The final example noted by Berezow is this insane article by Jeffrey Kluger of TIME entitled “The Myth of the Diseased Immigrant” which purports to show that immigrants in general do not present an increased risk to our health system. This is a good idea in theory; in reality it is demonstrably false. Both the prevalence and incidence of diseases like Tuberculosis, Hepatitis B, and MERS are markedly higher in almost all of the countries of origin of some of the most common feeder countries. Unsurprisingly, Kluger cites no actual data in support of his claim other than the fact that most central American countries are vaccinated against measles.
As Berezow notes, the fact that America is a developed nation means that we are in a position to effectively handle the challenge presented, but that is a completely different suggestion from saying that we should pretend that the problem does not exist:
Simply put, an increasingly globalized world poses the very realistic threat of exotic diseases coming to the United States. It would be naive and irresponsible to pretend that immigrants, especially those from developing countries, pose absolutely no challenge to our public health system. Yet, that’s what Mr. Kluger implies when he refers to the “myth of the diseased immigrant.” He ought to know better; a brief scan of medical headlines proves he is incorrect.
Mr. Kluger is correct about one thing, however: We shouldn’t fear or demonize immigrants. Any diseases that they might carry are usually curable or at least controllable. That is one of the benefits of living in a fully modern society. Therefore, we can welcome the world’s tired, poor, huddled masses without worrying excessively about any microbes that might be coming along with them.
But, that’s not what Mr. Kluger wrote. Instead, he absurdly claims that “immigrants have more to fear from us than we do from them.” Then, he calls you a xenophobic bigot if you disagree.
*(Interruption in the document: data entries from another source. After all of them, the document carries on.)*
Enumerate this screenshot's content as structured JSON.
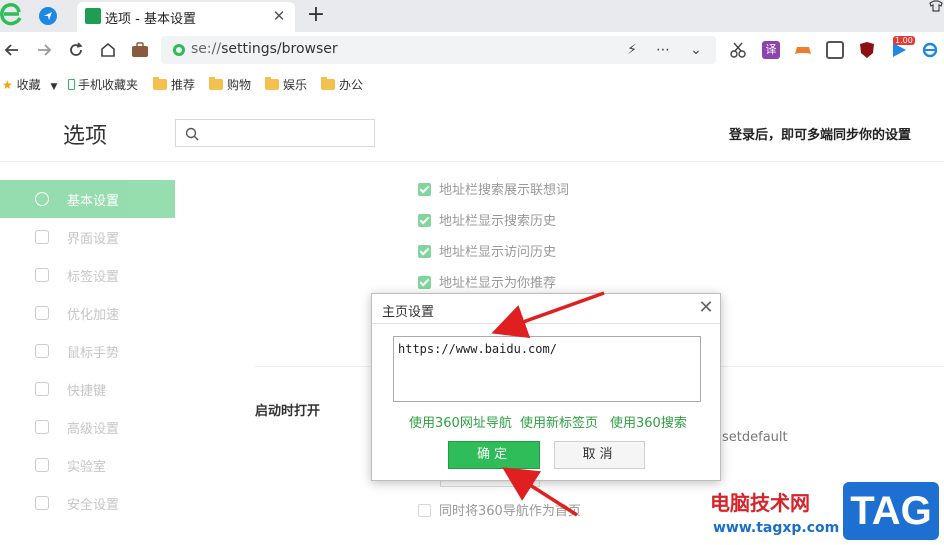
{
  "browser": {
    "tab_title": "选项 - 基本设置",
    "tab_close": "✕",
    "new_tab": "+",
    "url_scheme": "se://",
    "url_path": "settings/browser",
    "omnibox_icons": [
      "lightning-icon",
      "more-icon",
      "chevron-down-icon"
    ],
    "extensions": [
      "scissors-icon",
      "translate-icon",
      "gamepad-icon",
      "reader-icon",
      "ublock-icon",
      "play-icon",
      "ie-icon"
    ],
    "badge": "1.00"
  },
  "bookmarks": {
    "favorites": "收藏",
    "mobile": "手机收藏夹",
    "folders": [
      "推荐",
      "购物",
      "娱乐",
      "办公"
    ]
  },
  "settings": {
    "title": "选项",
    "search_placeholder": "",
    "sync_text": "登录后，即可多端同步你的设置",
    "sidebar": [
      {
        "label": "基本设置",
        "active": true
      },
      {
        "label": "界面设置"
      },
      {
        "label": "标签设置"
      },
      {
        "label": "优化加速"
      },
      {
        "label": "鼠标手势"
      },
      {
        "label": "快捷键"
      },
      {
        "label": "高级设置"
      },
      {
        "label": "实验室"
      },
      {
        "label": "安全设置"
      }
    ],
    "options": [
      {
        "label": "地址栏搜索展示联想词",
        "checked": true
      },
      {
        "label": "地址栏显示搜索历史",
        "checked": true
      },
      {
        "label": "地址栏显示访问历史",
        "checked": true
      },
      {
        "label": "地址栏显示为你推荐",
        "checked": true
      }
    ],
    "startup_section": "启动时打开",
    "frag_text": "setdefault",
    "bottom_option": "同时将360导航作为首页"
  },
  "dialog": {
    "title": "主页设置",
    "close": "✕",
    "url_value": "https://www.baidu.com/",
    "links": [
      "使用360网址导航",
      "使用新标签页",
      "使用360搜索"
    ],
    "ok": "确定",
    "cancel": "取消"
  },
  "watermark": {
    "cn": "电脑技术网",
    "url": "www.tagxp.com",
    "tag": "TAG"
  },
  "colors": {
    "accent": "#2ebd59",
    "annotation_arrow": "#e02020",
    "link": "#2ea043"
  }
}
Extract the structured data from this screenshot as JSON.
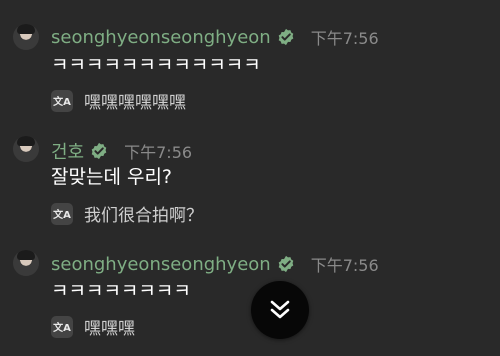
{
  "colors": {
    "background": "#292929",
    "username": "#7fae84",
    "verified": "#7fae84",
    "timestamp": "#8a8a8a",
    "translation_text": "#cfcfcf"
  },
  "messages": [
    {
      "username": "seonghyeonseonghyeon",
      "time": "下午7:56",
      "text": "ㅋㅋㅋㅋㅋㅋㅋㅋㅋㅋㅋㅋ",
      "translation": "嘿嘿嘿嘿嘿嘿",
      "translate_icon": "文A"
    },
    {
      "username": "건호",
      "time": "下午7:56",
      "text": "잘맞는데 우리?",
      "translation": "我们很合拍啊？",
      "translate_icon": "文A"
    },
    {
      "username": "seonghyeonseonghyeon",
      "time": "下午7:56",
      "text": "ㅋㅋㅋㅋㅋㅋㅋㅋ",
      "translation": "嘿嘿嘿",
      "translate_icon": "文A"
    }
  ],
  "scroll_button_icon": "double-chevron-down-icon"
}
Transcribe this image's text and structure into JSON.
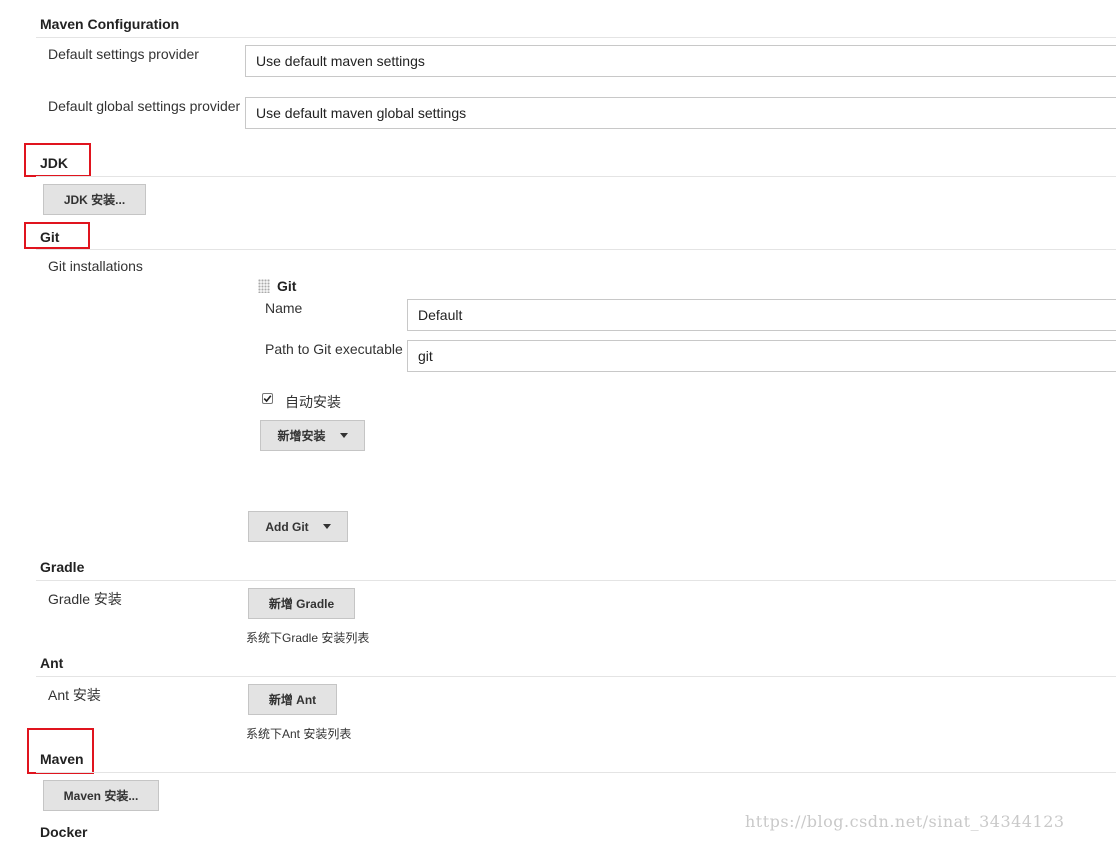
{
  "maven_config": {
    "title": "Maven Configuration",
    "default_settings_label": "Default settings provider",
    "default_settings_value": "Use default maven settings",
    "global_settings_label": "Default global settings provider",
    "global_settings_value": "Use default maven global settings"
  },
  "jdk": {
    "title": "JDK",
    "install_button": "JDK 安装..."
  },
  "git": {
    "title": "Git",
    "installations_label": "Git installations",
    "item_title": "Git",
    "name_label": "Name",
    "name_value": "Default",
    "path_label": "Path to Git executable",
    "path_value": "git",
    "auto_install_label": "自动安装",
    "auto_install_checked": true,
    "add_installer_button": "新增安装",
    "add_git_button": "Add Git"
  },
  "gradle": {
    "title": "Gradle",
    "install_label": "Gradle 安装",
    "add_button": "新增 Gradle",
    "help": "系统下Gradle 安装列表"
  },
  "ant": {
    "title": "Ant",
    "install_label": "Ant 安装",
    "add_button": "新增 Ant",
    "help": "系统下Ant 安装列表"
  },
  "maven": {
    "title": "Maven",
    "install_button": "Maven 安装..."
  },
  "docker": {
    "title": "Docker"
  },
  "watermark": "https://blog.csdn.net/sinat_34344123",
  "colors": {
    "highlight_box": "#e0141e",
    "button_bg": "#e3e3e3",
    "divider": "#e4e4e4"
  }
}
It’s worth remembering that nothing the media reports to you is truly free of its institutional biases – even when it purports to report verifiable scientific fact. This of course has relevance to numerous allegedly scientific debates being held in the media right now touching on both public health issues and “climate change.” Everything – and I mean everything – must be filtered with a health dose of skepticism if it touches the media’s hands.